Reading as many accident reports as MAC does, one not infrequently gets to wondering what goes on inside some navigators’ brains. Someone out there is doing just that, to wit, Dr. Hugo Spears of University College, London.
True, his subjects are London cabbies, drivers legendary for their navigational skills in part acquired by a long training programme known colloquially as ‘The Knowledge’. They deal with many of the same challenges as navigating officers: planning a route, getting from A to B as quickly and efficiently as possible, avoiding navigational hazards, dealing with sudden changes of destination or route, knowing where they are in relationship to where they want to be. They just happen to do it on a shorter timescale.
In animals, including humans, navigation involves a part of the brain called the hippocampus. The hippocampus seems to grow the more it’s used as research has shown that it’s bigger in taxi drivers than in people who don’t navigate for a living.
Dr. Spears and his fellow boffins put 20 taxi drivers into a functional magnetic resonance imaging machine hooked up to an adapted PlayStation2 game and took them on several jobs through London, taking images of the brain as they did so.

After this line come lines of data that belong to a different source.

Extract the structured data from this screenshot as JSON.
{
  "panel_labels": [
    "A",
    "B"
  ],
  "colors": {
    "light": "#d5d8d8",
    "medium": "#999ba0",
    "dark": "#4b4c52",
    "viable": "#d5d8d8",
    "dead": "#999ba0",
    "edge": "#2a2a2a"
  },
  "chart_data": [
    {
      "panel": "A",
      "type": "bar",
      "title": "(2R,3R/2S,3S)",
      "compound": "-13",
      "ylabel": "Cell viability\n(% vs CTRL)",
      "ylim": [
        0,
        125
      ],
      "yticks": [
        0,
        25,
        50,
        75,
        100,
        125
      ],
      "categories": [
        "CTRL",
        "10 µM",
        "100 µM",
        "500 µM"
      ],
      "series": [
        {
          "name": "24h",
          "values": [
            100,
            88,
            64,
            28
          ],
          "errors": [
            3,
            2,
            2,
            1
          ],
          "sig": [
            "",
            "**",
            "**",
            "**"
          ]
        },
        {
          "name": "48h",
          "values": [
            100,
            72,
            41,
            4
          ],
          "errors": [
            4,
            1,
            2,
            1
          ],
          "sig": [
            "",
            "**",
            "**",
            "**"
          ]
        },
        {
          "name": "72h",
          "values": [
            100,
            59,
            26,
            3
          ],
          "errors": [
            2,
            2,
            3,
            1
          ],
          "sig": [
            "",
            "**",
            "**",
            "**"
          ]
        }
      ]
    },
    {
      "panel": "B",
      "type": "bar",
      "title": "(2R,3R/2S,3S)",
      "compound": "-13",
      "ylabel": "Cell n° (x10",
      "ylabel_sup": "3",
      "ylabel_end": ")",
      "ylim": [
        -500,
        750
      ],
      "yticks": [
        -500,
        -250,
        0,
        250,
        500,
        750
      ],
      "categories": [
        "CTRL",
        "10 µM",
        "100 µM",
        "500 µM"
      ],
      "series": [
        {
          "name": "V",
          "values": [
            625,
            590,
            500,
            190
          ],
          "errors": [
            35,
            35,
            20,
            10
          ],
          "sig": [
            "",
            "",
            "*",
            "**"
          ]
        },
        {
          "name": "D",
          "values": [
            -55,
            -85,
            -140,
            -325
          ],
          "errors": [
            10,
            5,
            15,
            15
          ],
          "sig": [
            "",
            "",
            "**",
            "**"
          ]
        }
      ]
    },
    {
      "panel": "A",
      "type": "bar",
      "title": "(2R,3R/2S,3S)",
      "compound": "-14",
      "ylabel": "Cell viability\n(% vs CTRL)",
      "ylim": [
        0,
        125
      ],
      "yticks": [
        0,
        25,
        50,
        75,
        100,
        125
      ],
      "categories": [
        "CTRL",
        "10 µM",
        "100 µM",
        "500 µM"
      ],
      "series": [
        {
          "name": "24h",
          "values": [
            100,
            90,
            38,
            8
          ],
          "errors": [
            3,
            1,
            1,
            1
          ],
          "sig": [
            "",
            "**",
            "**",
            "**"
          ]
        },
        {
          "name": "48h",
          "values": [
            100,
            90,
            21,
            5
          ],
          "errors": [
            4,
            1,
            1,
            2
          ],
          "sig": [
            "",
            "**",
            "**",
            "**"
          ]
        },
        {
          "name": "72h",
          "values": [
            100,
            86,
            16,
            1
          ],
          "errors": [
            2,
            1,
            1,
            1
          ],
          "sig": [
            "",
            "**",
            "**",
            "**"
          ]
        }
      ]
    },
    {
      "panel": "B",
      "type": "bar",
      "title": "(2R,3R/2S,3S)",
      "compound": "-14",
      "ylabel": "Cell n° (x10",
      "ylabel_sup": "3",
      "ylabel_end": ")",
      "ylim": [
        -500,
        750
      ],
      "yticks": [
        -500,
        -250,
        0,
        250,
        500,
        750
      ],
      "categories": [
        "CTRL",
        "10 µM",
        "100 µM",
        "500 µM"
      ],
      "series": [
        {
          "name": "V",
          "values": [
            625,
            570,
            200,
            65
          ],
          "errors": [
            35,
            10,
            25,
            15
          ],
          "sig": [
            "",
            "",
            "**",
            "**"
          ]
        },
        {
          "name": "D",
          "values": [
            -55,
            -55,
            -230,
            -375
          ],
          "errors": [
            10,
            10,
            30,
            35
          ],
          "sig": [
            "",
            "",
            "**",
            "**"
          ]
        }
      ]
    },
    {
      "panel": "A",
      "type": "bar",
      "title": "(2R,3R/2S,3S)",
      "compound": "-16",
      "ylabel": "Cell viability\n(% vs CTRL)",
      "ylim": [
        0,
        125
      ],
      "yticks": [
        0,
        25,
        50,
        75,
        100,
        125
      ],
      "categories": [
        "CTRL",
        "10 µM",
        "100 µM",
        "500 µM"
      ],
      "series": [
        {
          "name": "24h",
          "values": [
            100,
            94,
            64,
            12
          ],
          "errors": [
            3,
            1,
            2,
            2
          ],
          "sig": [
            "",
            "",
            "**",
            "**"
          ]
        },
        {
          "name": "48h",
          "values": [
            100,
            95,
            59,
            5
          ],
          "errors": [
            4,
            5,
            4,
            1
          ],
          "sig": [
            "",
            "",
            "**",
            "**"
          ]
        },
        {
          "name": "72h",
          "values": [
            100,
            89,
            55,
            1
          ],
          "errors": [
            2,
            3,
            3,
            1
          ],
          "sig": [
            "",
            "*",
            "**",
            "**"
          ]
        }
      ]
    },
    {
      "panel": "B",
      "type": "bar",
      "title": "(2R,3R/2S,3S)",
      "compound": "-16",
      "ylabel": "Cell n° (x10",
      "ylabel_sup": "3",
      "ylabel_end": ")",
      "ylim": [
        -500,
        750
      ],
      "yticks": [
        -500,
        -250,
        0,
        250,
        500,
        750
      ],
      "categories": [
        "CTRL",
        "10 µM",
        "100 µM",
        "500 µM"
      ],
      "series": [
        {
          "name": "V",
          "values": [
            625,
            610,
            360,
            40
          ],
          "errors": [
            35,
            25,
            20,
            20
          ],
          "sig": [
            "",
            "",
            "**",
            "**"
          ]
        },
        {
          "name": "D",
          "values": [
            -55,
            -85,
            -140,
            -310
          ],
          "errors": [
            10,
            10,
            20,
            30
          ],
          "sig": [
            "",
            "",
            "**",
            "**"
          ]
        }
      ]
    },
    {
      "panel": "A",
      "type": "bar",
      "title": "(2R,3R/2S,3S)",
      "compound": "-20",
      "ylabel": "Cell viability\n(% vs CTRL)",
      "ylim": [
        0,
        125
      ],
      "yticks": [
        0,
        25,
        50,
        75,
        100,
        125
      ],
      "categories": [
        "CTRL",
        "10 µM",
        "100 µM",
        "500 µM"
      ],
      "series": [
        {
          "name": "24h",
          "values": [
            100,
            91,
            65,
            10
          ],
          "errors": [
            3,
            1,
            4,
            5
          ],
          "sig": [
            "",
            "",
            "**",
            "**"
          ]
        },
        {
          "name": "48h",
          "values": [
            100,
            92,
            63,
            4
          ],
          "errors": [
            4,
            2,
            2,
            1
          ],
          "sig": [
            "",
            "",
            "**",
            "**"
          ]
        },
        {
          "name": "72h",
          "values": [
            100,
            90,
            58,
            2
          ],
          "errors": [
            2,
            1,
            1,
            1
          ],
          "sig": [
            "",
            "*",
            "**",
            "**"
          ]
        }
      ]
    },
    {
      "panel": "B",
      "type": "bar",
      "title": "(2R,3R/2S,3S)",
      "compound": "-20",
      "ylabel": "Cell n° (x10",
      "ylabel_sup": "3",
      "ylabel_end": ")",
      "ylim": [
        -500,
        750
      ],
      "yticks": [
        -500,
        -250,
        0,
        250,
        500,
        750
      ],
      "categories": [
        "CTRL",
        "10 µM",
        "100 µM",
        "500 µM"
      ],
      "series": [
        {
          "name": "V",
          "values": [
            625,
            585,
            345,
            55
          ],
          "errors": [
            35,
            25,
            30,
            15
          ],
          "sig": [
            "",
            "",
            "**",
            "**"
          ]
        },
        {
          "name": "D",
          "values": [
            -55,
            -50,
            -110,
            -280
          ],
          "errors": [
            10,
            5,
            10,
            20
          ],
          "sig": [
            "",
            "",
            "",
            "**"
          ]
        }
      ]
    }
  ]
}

They found that the hypocampus came into play when route planning, or when there was a sudden change of destination. So when you’re laying out your passage plan, that’s the part of the brain you’re using.
Another part of the brain came into play when faced with an unexpected situation like a blocked intersection. Yet another part of the brain appears to work out how close one is to the destination and increases its activity the closer you are.
Whether or not this data can be used to enhance navigational safety remains to be seen,but it’s certainly part of the human element spectrum.
It would be interesting to run the same sort of experiments with navigational officers, although there is a school of thought that considers that anyone volunteering to go to sea in the current environment needs their brains tested anyway.